There are two main methods of preparation at present: the first IPN method for preparing 1, 3-BAC, 1994 Mitsubishi gas application patent US5371293, which uses 5% supported ruthenium carbon or ruthenium alumina as a catalyst, carries out hydrogenation reaction under the reaction pressure of 100atm and the reaction temperature of about 100 ℃ in the presence of dioxane and liquid ammonia, and the molar yield of 1, 3-BAC is about 88%. In the patent US4070399, 5% supported Ru-Pd/C is used as a catalyst, lower aliphatic alcohol, dioxane, lower aliphatic amine and the like are used as solvents, the TPN is subjected to hydrogenation reaction in the presence of ammonia in a reaction system at the pressure of about 100atm and the temperature of 100-150 ℃, and the mass yield of 1, 4-BAC is up to 98%. The patent US3998881 uses 5 percent of load type rhodium alumina as a catalyst, uses dioxane, tetrahydrofuran, chloroform and the like as a solvent, has the reaction pressure of about 100atm, the reaction temperature of 100-150 ℃, and the total yield after rectification of 71 percent. The IPN method described above has a disadvantage of poor selectivity for 1, 3-BAC.

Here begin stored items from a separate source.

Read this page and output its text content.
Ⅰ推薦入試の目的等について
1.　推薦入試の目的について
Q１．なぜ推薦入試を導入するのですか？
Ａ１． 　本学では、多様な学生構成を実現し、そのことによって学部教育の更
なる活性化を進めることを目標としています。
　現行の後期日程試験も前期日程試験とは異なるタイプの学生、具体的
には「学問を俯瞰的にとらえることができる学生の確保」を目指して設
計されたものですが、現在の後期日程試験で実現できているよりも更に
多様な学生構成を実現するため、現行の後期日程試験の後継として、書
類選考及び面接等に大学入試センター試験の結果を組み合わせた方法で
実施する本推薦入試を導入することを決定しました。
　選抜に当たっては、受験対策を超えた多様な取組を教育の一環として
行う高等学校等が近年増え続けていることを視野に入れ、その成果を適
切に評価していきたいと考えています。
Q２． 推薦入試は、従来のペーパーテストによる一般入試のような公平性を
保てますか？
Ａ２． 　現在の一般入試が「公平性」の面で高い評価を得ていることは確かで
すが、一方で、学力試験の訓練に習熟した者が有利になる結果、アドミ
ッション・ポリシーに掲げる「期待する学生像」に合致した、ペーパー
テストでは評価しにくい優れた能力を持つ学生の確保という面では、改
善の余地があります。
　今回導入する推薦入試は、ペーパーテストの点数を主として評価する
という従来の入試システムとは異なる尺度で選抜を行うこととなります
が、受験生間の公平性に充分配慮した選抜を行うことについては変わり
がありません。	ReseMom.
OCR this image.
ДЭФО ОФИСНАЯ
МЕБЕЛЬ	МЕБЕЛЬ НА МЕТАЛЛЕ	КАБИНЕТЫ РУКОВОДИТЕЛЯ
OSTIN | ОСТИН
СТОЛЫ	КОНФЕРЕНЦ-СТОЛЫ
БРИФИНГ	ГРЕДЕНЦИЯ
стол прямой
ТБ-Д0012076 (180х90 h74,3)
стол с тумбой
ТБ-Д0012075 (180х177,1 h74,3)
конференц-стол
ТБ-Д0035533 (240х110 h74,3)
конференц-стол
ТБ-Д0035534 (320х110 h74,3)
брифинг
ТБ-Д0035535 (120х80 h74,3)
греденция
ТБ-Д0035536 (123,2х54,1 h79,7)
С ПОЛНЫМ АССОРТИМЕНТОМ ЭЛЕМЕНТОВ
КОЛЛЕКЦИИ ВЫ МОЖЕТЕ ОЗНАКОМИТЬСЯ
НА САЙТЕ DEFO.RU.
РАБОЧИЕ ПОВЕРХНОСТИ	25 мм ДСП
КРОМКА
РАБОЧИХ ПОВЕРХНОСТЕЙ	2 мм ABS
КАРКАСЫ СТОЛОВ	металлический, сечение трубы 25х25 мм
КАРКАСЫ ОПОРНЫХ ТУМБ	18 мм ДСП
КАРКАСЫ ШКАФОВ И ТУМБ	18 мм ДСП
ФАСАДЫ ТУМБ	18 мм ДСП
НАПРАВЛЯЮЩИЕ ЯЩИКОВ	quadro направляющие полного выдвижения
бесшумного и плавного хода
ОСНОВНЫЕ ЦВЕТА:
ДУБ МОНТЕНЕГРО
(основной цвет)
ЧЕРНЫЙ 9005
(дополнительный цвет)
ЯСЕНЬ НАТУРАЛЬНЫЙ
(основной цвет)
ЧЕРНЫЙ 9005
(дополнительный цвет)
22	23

The second method is that 1, 3-BAC is prepared by MXDA method, patent EP0703213 uses supported ruthenium, nickel and rhodium catalyst, the solvent used in reaction is methylamine, dimethylamine, ethylenediamine, BAC, methanol and the like, the volume ratio of MXDA and solvent is 1: 3-1: 20, the reaction pressure is 50-150atm, the reaction temperature is 80-130 ℃, and the mass yield can reach 94%. The patent US4181680 uses a supported ruthenium catalyst, the mass of the metal ruthenium accounts for 0.1-10% of the total mass of the catalyst (including the catalyst and the carrier), the solvent used in the reaction is distilled water, the volume ratio of MXDA to the solvent is 1: 1-1: 10, the reaction pressure is 100-150atm, the reaction temperature is 75-130 ℃, and the molar yield can reach about 88%. Since MXDA is obtained by hydrogenation of IPN, the cost for producing 1, 3-BAC from MXDA as a raw material is too high.
Disclosure of Invention
Aiming at the defects in the prior art, the invention provides a preparation method of 1, 3-cyclohexyldimethylamine.
The present invention achieves the above-described object by the following technical means.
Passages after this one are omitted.